There are those to whom it is offensive to speak of reforming the Reformation. We must do one of two things. Either we must accept this necessity, and look it calmly in the face, or we must accept that progress that comes through a perpetual recurrence of schism.

But there is a question that more immediately concerns us: Is that order of things that now actually exists in a majority, or even in a large minority, of our churches, the order that was conceived in the hearts of the men that originally built up this Reformation; or have such churches, whether a majority or a minority of our whole number, like Israel of old, stopped in the wilderness, and refused to enter the promised Canaan?
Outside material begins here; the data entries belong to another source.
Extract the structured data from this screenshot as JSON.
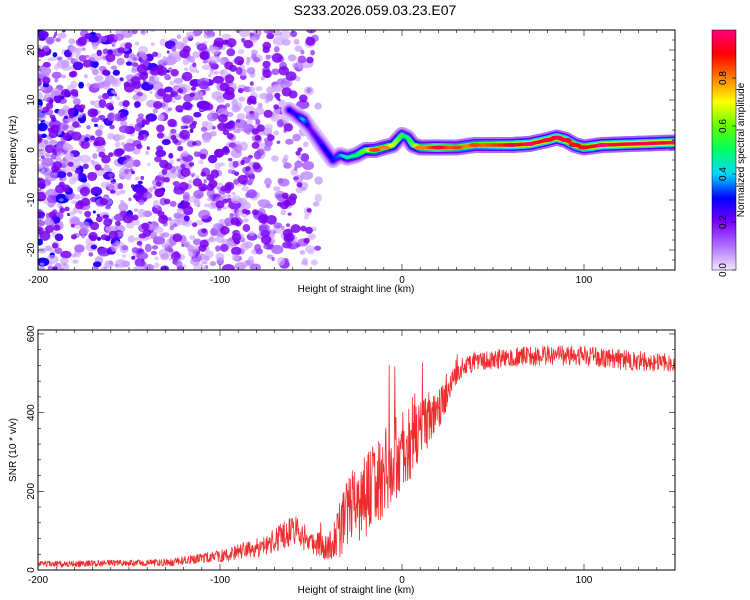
{
  "title": "S233.2026.059.03.23.E07",
  "chart_data": [
    {
      "type": "heatmap",
      "title": "S233.2026.059.03.23.E07",
      "xlabel": "Height of straight line (km)",
      "ylabel": "Frequency (Hz)",
      "xlim": [
        -200,
        150
      ],
      "ylim": [
        -24,
        24
      ],
      "xticks": [
        -200,
        -100,
        0,
        100
      ],
      "yticks": [
        -20,
        -10,
        0,
        10,
        20
      ],
      "colorbar": {
        "label": "Normalized spectral amplitude",
        "range": [
          0,
          1
        ],
        "ticks": [
          "0.0",
          "0.2",
          "0.4",
          "0.6",
          "0.8"
        ],
        "colors": [
          "#f2e6ff",
          "#b070ff",
          "#7a00ff",
          "#0000ff",
          "#00d8ff",
          "#00ff60",
          "#60ff00",
          "#ffff00",
          "#ff8000",
          "#ff0000",
          "#ff0080"
        ]
      },
      "ridge": {
        "x": [
          -62,
          -58,
          -54,
          -50,
          -46,
          -42,
          -38,
          -34,
          -30,
          -25,
          -20,
          -15,
          -10,
          -5,
          0,
          3,
          6,
          10,
          20,
          30,
          40,
          60,
          70,
          80,
          85,
          90,
          95,
          100,
          110,
          150
        ],
        "y": [
          8,
          7,
          6,
          4,
          2,
          0,
          -2,
          -1,
          -1.5,
          -1,
          0,
          0,
          0.5,
          1,
          3,
          2.5,
          1,
          0.5,
          0.5,
          0.5,
          1,
          1,
          1.2,
          2,
          2.5,
          2,
          1,
          0.5,
          1,
          1.5
        ],
        "amplitude": [
          0.3,
          0.25,
          0.4,
          0.2,
          0.25,
          0.3,
          0.3,
          0.35,
          0.45,
          0.5,
          0.6,
          0.8,
          0.75,
          0.7,
          0.55,
          0.5,
          0.6,
          0.75,
          0.9,
          0.8,
          0.8,
          0.9,
          0.95,
          0.9,
          0.9,
          0.9,
          0.85,
          0.85,
          0.95,
          0.95
        ]
      },
      "noise_region": {
        "x_from": -200,
        "x_to": -60,
        "amplitude": [
          0.05,
          0.25
        ]
      }
    },
    {
      "type": "line",
      "xlabel": "Height of straight line (km)",
      "ylabel": "SNR (10 * v/v)",
      "xlim": [
        -200,
        150
      ],
      "ylim": [
        0,
        610
      ],
      "xticks": [
        -200,
        -100,
        0,
        100
      ],
      "yticks": [
        0,
        200,
        400,
        600
      ],
      "series": [
        {
          "name": "SNR",
          "color": "#ef2c2c",
          "x": [
            -200,
            -180,
            -160,
            -140,
            -125,
            -115,
            -100,
            -90,
            -80,
            -70,
            -60,
            -50,
            -40,
            -35,
            -30,
            -25,
            -20,
            -15,
            -10,
            -5,
            0,
            5,
            10,
            15,
            20,
            25,
            30,
            35,
            40,
            50,
            60,
            80,
            100,
            120,
            150
          ],
          "y": [
            15,
            15,
            18,
            18,
            20,
            28,
            35,
            45,
            55,
            75,
            105,
            70,
            60,
            90,
            150,
            170,
            190,
            215,
            250,
            275,
            300,
            325,
            355,
            380,
            405,
            450,
            500,
            520,
            530,
            535,
            540,
            545,
            545,
            535,
            525
          ],
          "noise_amplitude": [
            8,
            8,
            8,
            8,
            10,
            12,
            15,
            20,
            25,
            30,
            40,
            30,
            40,
            70,
            90,
            100,
            110,
            110,
            110,
            110,
            100,
            90,
            80,
            60,
            50,
            40,
            30,
            25,
            25,
            25,
            25,
            25,
            25,
            25,
            25
          ]
        }
      ]
    }
  ]
}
This Reformation, in the rapidity of its growth, is without a parallel in the history of Protestant parties. At its beginning Alexander Campbell was a middle-aged man, and was at the maturity of his powers, and before his death, it had attained to a membership of more than three hundred thousand persons, Those acquainted with its history need not be told that a large number of its members were, at the first, from the Baptists. It is, indeed, a matter of wonder that a Presbyterian minister, but a short time identified with the Baptists, should exert such an influence over them as to induce a great multitude of churches to resolve, that when he was driven out of the Baptist Church, they, also, would share his fortune, and accept loss of representation and exclusion from their former brotherhood, for the sake of the principles which they had learned from him. Now when we reflect that this embraced not only young men, but old men -men already arrived at that period of life in which it is most difficult to change our habits of thinking and acting, it becomes a question of profoundest interest. Were these men able to make a change so radical as to plant themselves completely on our reformation principles, and abandon everything in their old Baptist doctrine and practice incompatible therewith?
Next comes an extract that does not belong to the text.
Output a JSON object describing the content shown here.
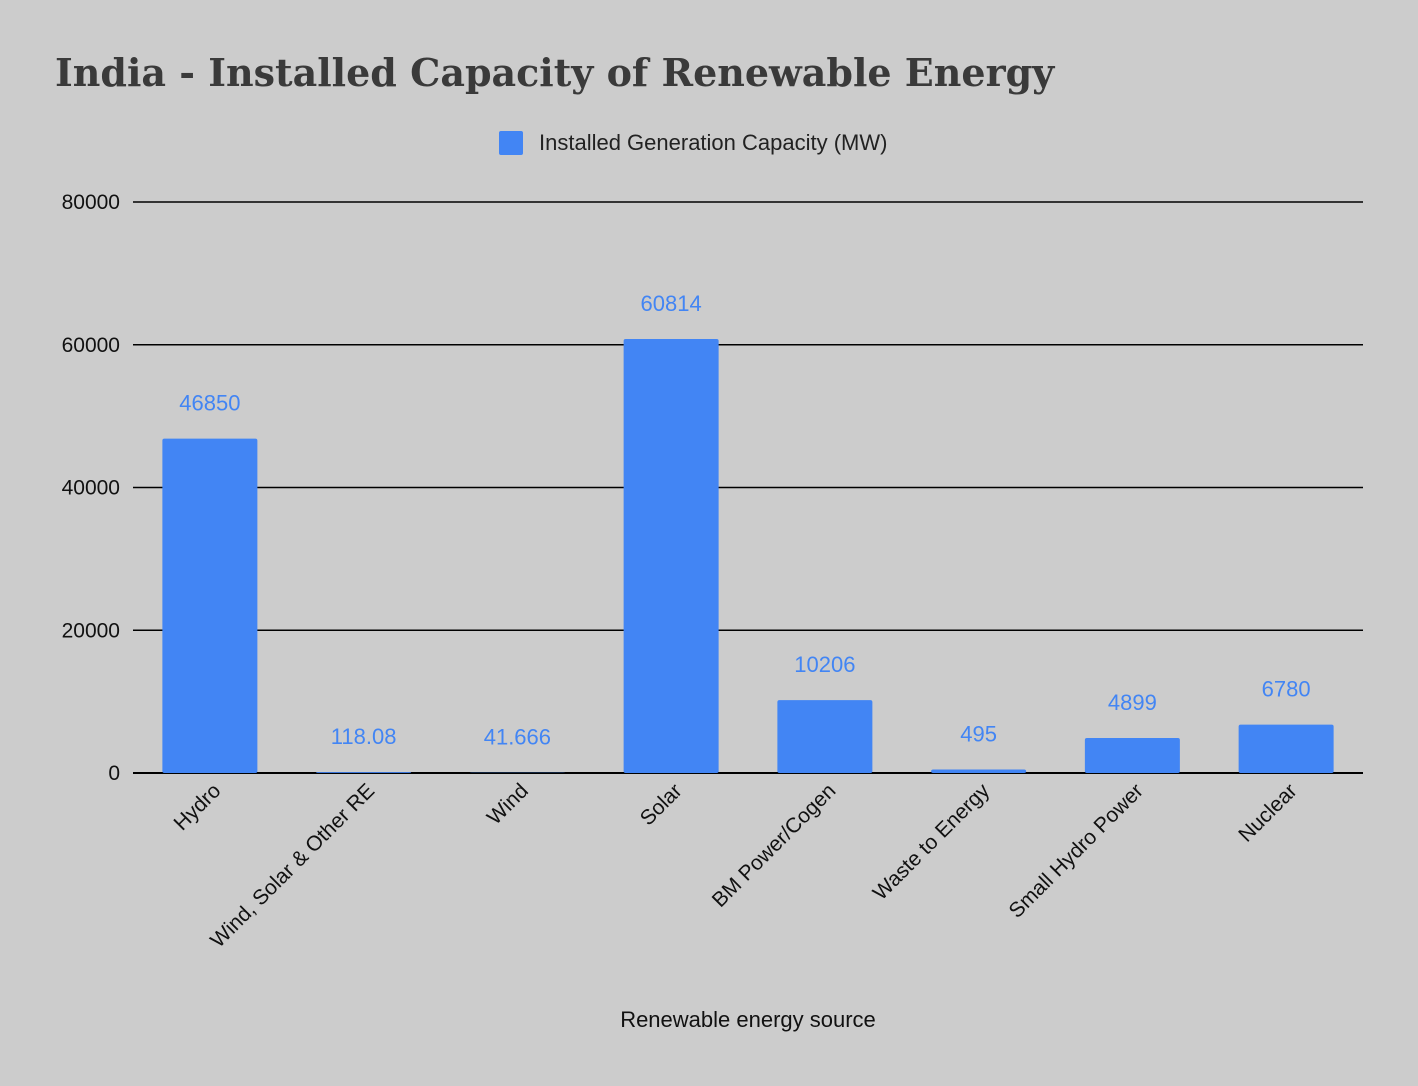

When we remember that this movement embraced not merely churchmembers, but gray-haired Baptist ministers, who, all their lives, had been accustomed to lead and not to follow, we curiously inquire, was their change perfect and complete, or did they locate themselves on a sort of half-way ground, which was a compromise between Reformation principles and old Baptistism?

We propose to build up a Church that shall never be broken by schism; but shall continue to gather Christians into its fold, until it shall be merged in the glories of the coming millennium. There are those who regard this as an insufferable arrogance on our part; nevertheless, we do entertain this thought. Now, it is evident, that while other Churches have their respective bonds of union largely made up of worldly compromises, ours, if we continue to entertain such expectations, must be wholly divine. Again we ask, did Baptists coming into the Reformation, adopt an order which is a compromise between Reformation principles and Baptist usages?